In PoS, miners are replaced by stakers — who lock up their tokens to keep the network safe — and earn the staked token in exchange.
The merge is expected to reduce rewarded ETH by 90% — ETH inflation falling from 4.3% to 0.43%:
- Before: 12,000 ETH per day is issued to miners.
- After: 1,280 ETH will be issued to stakers.
The theory: Supply goes down, prices go up. Think of this as the Fed printing less money.
But staking has another impact. Stakers lock in their ETH — which becomes untradeable — lowering the available Ethereum supply available on the market.

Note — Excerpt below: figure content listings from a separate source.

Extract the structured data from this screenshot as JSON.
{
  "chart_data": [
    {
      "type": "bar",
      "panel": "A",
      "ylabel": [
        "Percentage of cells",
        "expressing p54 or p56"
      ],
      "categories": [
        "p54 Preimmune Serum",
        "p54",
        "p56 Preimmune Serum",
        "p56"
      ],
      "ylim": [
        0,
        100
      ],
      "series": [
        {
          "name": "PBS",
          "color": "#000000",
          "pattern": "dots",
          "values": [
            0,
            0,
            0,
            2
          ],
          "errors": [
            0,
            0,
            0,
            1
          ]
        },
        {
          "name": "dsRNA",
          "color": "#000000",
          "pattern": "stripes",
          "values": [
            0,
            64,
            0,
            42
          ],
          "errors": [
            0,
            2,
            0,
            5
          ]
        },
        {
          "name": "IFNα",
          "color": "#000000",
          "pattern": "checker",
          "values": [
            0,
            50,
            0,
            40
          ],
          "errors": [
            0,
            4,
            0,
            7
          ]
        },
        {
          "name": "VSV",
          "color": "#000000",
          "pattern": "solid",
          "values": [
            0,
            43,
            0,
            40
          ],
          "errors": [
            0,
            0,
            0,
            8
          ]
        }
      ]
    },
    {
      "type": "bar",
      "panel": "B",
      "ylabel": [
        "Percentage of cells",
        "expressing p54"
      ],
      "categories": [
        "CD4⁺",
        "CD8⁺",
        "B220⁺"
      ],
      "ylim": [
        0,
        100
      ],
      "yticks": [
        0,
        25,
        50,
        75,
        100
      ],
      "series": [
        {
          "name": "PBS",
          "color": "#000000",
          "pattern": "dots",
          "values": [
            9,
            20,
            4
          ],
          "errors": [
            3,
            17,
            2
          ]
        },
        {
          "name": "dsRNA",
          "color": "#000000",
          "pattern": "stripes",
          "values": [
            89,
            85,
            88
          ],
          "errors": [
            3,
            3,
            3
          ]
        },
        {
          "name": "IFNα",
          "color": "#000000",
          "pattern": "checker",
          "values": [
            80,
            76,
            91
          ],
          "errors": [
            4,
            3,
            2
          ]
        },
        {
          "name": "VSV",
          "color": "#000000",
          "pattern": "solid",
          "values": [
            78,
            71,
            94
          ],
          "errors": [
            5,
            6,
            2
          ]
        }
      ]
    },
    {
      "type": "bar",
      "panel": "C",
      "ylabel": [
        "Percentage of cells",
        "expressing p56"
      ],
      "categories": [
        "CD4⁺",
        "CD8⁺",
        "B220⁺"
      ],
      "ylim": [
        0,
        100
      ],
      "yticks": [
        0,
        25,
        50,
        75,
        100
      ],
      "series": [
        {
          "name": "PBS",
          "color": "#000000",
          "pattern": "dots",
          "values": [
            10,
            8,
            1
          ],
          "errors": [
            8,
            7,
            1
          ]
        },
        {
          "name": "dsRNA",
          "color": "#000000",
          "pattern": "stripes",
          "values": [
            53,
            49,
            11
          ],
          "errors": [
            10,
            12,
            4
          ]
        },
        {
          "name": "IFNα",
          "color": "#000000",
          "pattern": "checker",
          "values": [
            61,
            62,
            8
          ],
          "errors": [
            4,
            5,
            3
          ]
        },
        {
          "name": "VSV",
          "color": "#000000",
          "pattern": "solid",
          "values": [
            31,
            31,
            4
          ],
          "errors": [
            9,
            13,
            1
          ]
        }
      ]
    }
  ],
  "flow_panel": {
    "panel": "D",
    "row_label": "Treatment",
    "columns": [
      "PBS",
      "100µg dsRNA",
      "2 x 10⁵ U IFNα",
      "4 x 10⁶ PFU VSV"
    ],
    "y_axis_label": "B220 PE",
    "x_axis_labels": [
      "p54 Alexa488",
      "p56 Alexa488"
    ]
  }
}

By staking, investors can earn 4.8% on their ETH — which is expected to rise to 10-15% post-merge — incentivizing more stakers.
Investors: Crypto bull market incoming?
Every ~4 years, the amount of BTC rewarded to miners is cut by half (a.k.a. Bitcoin halving) — which reduces new supply and has started new crypto bull markets in past halvings.
While the BTC halving reduces new BTC supply by 50%, the Ethereum merge reduces new ETH supply by 90%.
- Halving x3: Per Bankless, it would take three Bitcoin halvings to reduce a similar amount of supply from the ETH merge.
- Meaning: The Ethereum merge could have 3x the impact of a single Bitcoin halving.
Best case — ETH goes on a big run. Worst case — a major network issue occurs during the merge. Typical crypto risks.
Crypto is still down big in recent months — but if Bankless is correct, this could be a major catalyst.